Me acerco un par de pasos para sentarme detrás de ella. He observado cientos de veces esta escena. En un baño público, en un hospital, en el patio trasero. Y ahora que acaricio la curvatura de su afilada espalda, me es imposible pensar en que pueda morir ahora mismo.
Mueve la mano empujándome y se levanta con la cubeta dispuesta a retirarse, pero la detengo. El recuerdo de Isabella queriendo que alguien la cobijara por última vez en su vida me pasa por la cabeza, no me permito dejar ir a Helene sola, la dirijo a su cama despacio.
—Tengo que recogerlo —reclama—, Héctor se espantará si ve que estoy sangrando.
Pese a sus palabras, su cuerpo no se resiste, se queda hecho un ovillo encima de las sábanas. Tomo la cobija que está a sus pies y la envuelvo con ella despacio. Tantas veces vi como algunos en sus últimos días se quedaban muriendo en el frío de la noche sin que nadie los cobijara. Tantas veces observé. Tantas.
—Yo lo haré.
—No tiene que hacerlo, lo haré yo más tarde. —Golpetea la cama—. He conseguido algo en la casa donde trabajo, los niños me lo regalaron. ¿Ya vio su mochila? Está ahí.
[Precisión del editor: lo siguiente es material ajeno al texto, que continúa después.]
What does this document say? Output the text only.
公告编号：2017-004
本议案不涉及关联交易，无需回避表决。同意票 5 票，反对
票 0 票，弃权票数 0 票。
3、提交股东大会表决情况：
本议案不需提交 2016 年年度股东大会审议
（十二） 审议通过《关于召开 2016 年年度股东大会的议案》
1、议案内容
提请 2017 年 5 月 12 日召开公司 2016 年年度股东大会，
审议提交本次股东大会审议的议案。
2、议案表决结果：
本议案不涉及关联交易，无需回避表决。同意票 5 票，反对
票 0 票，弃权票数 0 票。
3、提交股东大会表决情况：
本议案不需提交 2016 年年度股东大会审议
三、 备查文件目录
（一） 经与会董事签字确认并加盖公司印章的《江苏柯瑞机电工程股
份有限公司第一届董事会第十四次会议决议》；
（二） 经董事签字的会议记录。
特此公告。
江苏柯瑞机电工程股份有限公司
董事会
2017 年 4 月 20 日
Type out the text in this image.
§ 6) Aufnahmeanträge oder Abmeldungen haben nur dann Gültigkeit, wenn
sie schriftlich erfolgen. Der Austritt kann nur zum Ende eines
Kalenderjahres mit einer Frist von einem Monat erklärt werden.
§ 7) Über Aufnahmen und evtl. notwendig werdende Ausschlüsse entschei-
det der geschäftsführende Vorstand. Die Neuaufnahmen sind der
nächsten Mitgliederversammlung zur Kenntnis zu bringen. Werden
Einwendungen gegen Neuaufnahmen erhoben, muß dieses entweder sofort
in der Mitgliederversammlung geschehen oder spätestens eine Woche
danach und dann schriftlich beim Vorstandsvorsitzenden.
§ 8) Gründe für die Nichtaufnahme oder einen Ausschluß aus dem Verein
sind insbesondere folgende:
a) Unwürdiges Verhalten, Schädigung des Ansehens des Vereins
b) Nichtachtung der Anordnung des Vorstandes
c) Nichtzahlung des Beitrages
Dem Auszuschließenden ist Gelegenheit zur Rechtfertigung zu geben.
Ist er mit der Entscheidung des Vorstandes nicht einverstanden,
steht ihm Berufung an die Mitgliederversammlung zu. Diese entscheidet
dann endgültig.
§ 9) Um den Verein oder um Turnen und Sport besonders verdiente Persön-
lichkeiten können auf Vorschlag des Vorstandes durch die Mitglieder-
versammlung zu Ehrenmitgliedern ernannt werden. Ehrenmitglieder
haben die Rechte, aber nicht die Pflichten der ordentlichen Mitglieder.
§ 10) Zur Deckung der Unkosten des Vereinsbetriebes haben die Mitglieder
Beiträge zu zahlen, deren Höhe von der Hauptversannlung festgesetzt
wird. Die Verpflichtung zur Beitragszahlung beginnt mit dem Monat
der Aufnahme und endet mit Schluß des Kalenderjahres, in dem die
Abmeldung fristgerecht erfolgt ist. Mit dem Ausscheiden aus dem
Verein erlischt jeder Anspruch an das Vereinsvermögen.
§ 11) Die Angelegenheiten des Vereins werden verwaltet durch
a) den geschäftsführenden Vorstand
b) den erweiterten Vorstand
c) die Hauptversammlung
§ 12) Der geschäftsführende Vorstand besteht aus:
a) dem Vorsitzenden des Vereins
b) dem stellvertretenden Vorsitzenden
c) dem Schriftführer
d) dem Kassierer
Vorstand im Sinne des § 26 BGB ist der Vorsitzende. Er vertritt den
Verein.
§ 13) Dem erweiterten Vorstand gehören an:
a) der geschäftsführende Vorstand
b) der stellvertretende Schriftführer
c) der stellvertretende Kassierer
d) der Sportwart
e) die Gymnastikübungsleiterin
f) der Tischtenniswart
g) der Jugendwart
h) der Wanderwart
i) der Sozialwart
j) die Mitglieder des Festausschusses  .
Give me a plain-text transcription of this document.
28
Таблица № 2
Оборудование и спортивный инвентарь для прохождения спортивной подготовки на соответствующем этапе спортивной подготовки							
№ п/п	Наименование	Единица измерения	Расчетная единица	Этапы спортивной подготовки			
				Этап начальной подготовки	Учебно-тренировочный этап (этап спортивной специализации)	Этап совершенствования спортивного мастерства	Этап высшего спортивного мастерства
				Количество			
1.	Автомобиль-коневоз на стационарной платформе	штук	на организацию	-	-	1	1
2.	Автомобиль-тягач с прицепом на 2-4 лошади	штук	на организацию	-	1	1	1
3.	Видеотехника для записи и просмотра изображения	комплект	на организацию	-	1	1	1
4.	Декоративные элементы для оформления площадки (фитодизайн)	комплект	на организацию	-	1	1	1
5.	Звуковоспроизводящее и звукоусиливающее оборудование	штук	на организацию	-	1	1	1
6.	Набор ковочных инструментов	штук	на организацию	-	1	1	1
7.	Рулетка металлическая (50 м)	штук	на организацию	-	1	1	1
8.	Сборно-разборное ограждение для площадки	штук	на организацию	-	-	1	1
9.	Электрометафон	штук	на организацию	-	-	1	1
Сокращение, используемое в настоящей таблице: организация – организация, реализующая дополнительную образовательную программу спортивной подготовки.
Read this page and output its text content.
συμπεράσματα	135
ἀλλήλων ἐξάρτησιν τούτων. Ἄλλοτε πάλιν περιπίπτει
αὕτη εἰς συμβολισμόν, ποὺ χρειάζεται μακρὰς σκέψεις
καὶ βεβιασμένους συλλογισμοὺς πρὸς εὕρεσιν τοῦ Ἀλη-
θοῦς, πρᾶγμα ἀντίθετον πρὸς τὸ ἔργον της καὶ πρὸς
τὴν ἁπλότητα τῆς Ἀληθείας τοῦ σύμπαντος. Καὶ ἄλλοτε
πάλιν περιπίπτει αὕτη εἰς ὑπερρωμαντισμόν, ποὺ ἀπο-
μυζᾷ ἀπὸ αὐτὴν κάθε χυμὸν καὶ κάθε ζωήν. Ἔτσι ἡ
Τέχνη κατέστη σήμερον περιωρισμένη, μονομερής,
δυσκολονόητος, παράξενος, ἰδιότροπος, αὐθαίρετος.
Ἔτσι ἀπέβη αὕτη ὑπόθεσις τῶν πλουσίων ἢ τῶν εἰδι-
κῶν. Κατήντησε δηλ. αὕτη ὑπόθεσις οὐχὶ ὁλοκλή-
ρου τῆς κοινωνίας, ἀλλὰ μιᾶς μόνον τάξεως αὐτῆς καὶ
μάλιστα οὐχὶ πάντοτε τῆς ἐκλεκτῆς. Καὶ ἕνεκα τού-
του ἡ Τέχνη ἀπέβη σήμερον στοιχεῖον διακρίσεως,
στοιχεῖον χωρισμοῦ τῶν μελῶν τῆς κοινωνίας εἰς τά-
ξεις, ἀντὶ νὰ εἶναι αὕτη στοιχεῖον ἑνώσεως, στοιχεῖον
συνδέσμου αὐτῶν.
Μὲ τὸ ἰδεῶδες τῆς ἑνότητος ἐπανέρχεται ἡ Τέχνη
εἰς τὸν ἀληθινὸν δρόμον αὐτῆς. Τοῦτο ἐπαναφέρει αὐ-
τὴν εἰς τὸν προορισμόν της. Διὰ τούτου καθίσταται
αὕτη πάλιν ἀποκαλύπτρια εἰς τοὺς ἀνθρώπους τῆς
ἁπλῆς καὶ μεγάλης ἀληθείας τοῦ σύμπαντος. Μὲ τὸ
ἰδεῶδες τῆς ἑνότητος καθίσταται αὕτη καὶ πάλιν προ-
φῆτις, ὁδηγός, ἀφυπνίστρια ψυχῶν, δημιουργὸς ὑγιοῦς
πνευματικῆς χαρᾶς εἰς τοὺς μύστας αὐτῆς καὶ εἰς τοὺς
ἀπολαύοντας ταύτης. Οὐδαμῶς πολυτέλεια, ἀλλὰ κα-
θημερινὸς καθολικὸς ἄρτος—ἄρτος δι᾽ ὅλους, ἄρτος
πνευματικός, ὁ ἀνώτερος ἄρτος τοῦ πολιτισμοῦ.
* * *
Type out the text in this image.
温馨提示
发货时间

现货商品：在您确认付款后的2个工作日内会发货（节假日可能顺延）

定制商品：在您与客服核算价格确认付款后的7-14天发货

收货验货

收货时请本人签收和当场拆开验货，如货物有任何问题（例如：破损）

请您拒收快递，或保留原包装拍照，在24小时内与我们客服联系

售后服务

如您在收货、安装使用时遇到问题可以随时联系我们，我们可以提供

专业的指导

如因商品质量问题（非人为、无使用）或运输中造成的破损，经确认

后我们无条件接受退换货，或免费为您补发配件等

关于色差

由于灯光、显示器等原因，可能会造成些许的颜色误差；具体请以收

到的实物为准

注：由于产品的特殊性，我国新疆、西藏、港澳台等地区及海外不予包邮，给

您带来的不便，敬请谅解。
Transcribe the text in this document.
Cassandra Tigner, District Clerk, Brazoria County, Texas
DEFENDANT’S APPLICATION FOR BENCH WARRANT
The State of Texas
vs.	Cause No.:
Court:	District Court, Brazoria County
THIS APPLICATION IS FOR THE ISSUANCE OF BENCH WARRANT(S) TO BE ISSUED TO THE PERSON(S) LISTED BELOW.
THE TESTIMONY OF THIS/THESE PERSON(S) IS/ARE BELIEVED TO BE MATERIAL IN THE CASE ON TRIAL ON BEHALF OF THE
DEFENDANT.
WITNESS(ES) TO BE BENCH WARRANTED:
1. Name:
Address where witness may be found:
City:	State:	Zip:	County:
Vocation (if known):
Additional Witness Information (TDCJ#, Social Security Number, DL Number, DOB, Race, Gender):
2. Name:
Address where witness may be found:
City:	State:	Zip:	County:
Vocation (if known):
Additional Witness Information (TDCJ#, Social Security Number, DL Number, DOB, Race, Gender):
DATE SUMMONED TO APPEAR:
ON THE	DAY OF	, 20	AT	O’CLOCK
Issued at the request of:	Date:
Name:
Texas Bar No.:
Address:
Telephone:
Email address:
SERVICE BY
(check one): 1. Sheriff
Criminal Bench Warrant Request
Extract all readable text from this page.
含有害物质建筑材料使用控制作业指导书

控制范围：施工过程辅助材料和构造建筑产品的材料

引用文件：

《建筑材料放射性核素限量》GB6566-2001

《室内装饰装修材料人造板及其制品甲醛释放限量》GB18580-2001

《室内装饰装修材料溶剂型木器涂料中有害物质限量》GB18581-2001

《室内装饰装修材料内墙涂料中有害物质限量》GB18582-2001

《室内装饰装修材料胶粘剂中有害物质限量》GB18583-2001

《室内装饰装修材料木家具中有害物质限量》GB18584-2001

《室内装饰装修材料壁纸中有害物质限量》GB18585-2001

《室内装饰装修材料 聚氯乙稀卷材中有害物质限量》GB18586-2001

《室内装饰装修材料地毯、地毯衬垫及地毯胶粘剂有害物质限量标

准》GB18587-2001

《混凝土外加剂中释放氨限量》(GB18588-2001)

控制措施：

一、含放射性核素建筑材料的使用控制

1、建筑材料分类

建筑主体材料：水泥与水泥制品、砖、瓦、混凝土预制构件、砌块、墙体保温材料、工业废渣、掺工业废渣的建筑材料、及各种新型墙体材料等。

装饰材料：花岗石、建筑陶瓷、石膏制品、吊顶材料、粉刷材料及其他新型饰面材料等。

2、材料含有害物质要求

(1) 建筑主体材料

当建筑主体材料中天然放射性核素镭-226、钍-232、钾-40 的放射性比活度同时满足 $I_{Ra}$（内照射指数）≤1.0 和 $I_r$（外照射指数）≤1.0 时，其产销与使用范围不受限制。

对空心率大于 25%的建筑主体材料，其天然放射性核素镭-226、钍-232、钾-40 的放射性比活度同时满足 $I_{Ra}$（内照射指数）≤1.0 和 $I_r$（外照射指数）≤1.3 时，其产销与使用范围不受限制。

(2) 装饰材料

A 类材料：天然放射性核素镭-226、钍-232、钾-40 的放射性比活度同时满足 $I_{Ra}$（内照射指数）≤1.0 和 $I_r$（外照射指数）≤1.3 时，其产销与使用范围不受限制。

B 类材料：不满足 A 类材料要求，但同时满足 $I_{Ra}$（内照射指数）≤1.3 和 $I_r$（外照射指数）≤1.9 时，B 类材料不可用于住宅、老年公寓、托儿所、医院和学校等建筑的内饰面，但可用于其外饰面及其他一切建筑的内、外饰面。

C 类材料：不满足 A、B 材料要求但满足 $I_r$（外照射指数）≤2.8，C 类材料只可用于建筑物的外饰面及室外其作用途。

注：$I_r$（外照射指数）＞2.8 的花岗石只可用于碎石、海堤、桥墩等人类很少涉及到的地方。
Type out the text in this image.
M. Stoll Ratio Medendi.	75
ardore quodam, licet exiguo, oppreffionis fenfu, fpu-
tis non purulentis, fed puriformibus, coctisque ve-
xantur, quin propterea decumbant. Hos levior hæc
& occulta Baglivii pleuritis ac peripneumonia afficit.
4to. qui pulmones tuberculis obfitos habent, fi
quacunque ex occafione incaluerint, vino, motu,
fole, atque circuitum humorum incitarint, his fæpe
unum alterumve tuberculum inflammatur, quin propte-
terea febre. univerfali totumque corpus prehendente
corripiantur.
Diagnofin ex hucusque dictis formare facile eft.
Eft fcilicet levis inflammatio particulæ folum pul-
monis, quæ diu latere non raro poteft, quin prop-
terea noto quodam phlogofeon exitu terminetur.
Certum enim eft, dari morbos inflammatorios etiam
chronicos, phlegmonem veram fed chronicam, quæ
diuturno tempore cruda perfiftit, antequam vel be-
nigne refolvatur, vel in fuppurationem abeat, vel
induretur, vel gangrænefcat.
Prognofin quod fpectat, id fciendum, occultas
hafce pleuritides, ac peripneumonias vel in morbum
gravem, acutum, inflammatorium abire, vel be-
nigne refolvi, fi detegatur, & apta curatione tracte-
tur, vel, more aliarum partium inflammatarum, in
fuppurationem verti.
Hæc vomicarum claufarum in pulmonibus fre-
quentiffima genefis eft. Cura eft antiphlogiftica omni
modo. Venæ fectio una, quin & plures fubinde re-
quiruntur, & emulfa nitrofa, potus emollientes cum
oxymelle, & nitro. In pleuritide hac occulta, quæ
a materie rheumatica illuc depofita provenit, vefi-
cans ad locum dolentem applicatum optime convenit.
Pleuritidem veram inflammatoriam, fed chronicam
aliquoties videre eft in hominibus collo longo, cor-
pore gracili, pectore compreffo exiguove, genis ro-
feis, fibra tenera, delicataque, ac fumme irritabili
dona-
Me aseguro de que esté bien cobijada, repaso con mis manos los pliegues de la tela, observo sus ojos un poco más. Jamás había asesinado a un demonio.
Tomo la cubeta entre mis manos para retirarme. El carraspeo de Helene me detiene, pero no volteo a verla, no creo que deba hacerlo. Entre más me quedo escuchándola, menos ganas tengo de decirle la verdad.
—¿Debo temer por usted, Leonardo? —pregunta en un susurro.
No respondo, pero enseguida escucho su carcajada.
—Perdón, estoy exagerando —continúa—. Es que, quizá no me crea. Pero la primera vez que lo vi, pensé que era uno de ellos. Pensé que estaba muerto, pero es una tontería. No va a morir pronto. No puede hacerlo ¿verdad? ¿Verdad que no, Leo?